I asked for Steven and right as I looked over he walked through the door with a big reassuring smile on his face. I was reminded that even though the C-Section was scary... the reward would be our son. And once more, I couldn't wait. He held my hand tight and sat down beside me. I felt tugging and pulling on my upper stomach. I was only numb from about the belly button down. From that point on I just kept saying... I'm going to throw up. I feel like I'm going to throw up. The anesthesiologist was my best friend during the procedure. She pumped my IV full on anti-nausea medicine the entire time and it helped a lot.
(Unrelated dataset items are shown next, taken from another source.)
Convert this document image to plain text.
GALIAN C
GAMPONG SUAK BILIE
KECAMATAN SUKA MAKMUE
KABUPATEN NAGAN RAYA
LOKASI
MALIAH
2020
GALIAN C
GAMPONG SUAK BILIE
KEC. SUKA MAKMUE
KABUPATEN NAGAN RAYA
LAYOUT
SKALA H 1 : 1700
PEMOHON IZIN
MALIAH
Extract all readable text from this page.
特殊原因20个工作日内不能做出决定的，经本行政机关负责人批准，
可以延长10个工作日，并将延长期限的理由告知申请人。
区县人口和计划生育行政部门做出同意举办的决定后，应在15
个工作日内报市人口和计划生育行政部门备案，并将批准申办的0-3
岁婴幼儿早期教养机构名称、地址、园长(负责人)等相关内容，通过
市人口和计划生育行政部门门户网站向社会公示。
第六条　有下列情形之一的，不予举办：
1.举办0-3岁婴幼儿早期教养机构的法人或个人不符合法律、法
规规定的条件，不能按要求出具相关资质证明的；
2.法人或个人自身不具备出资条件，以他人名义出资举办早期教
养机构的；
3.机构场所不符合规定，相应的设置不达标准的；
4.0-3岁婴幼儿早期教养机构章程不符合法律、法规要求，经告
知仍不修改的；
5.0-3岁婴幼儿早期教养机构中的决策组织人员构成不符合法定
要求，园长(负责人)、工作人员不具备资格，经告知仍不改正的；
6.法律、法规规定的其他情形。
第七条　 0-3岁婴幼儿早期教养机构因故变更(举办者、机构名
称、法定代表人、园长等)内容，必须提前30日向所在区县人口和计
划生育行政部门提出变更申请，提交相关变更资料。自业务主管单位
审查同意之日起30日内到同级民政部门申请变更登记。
We waited and listened intently for the sound of a cry...
The surgeon said, "Okay one big push and he'll be out." I felt the pressure and immediatly we heard a big loud beautiful cry. Our son made it. He may have had a tough road up until this point and from this point on... but all that I needed to know was that he made it through the birth. His lungs were just fine and that was amazing. Steven and I looked at each other in amazement as they continued sewing me up. We both cried and held hands so tight with huge smiles. We were crying just as much as Noah was. Maybe even more. The nurses took him to the open incubator and evaluated him and cleaned him up a little. He scored a 8, 9 on his Apgar score and the nurse yelled out, "He's kicking his legs and his bubble is covered with skin!" I knew that him kicking wasn't a sure indicator of anything... but what suprised me was that his bubble wasn't "blister like" like we thought it was.
Steven went over to see our Son for the first time...
The nurses were crowding Noah and Steven joined them soon after. I asked Steven, "Does he have all of his body parts? Two eyes, ears, all his fingers?" He replied back, "Yes and he's wonderful." One nurse told Steven to take a picture and bring it back over to me and show me. He did. I kept saying go back over and take another and show me! I couldn't get enough. Then the nurse wrapped him up and let Steven hold him and bring him over to me. We stared in amazement at our baby. The baby we had waited so long fo. The baby we stayed up nights worried and praying about. He was here. In Daddy's arms and beside Mommy. Our family was complete and there was absolutely no better feeling in the world. There are barely even words to describe it. It's an experience I know neither of us will ever forget.
Back to our L&D room for Mommy's first turn to hold Noah...
They transfered me onto a bed and rolled me into our Labor and Delivery room to make sure my vitals were remaining stable. Dr. Sami (Neurosurgeon) came in and said that he looked at Noah and was willing to go ahead and take him into surgery right away because he didn't have any other plans for the day. We agreed to it and signed some paper work. Then they rolled Noah into my room. I couldn't stop smiling. Our families were in the room and got to see me holding my baby for the very first time. I gazed in absolute amazement. Once again, no words. Impossible to describe. It was everything I had every imagined and more. He was so beautiful and sweet. I couldn't believe that just this morning this sweet little angel was in my tummy. I still can't believe it.
My fears and doubts were washed away...
The moment I laid eyes on him. Just seeing him gave me all the strength I knew I'd ever need. I knew I would move mountains for this child and I still would. I have no doubts about it. Concieving, carrying, and delivering Noah has changed my life forever. When I got pregnant I was just a girl. I never knew any pain. Any real hardships. I finally felt like a woman after seeing my son. A mother. I've experienced greif, heartbreak, sorrow, depression and lived to tell the tale. I would do it all over again for this little guy. I've also experienced love like I've never experienced before. Strength. Passion. Gained knowledge and wisdom. And he is so worth it. Noah went through his first surgery at only a couple hours old. We smiled all the way into the NICU and never let anything get us down. Leg movement or not.. our blessing was now in the world and life was just perfect.
Congrats on your precious son! He's perfect.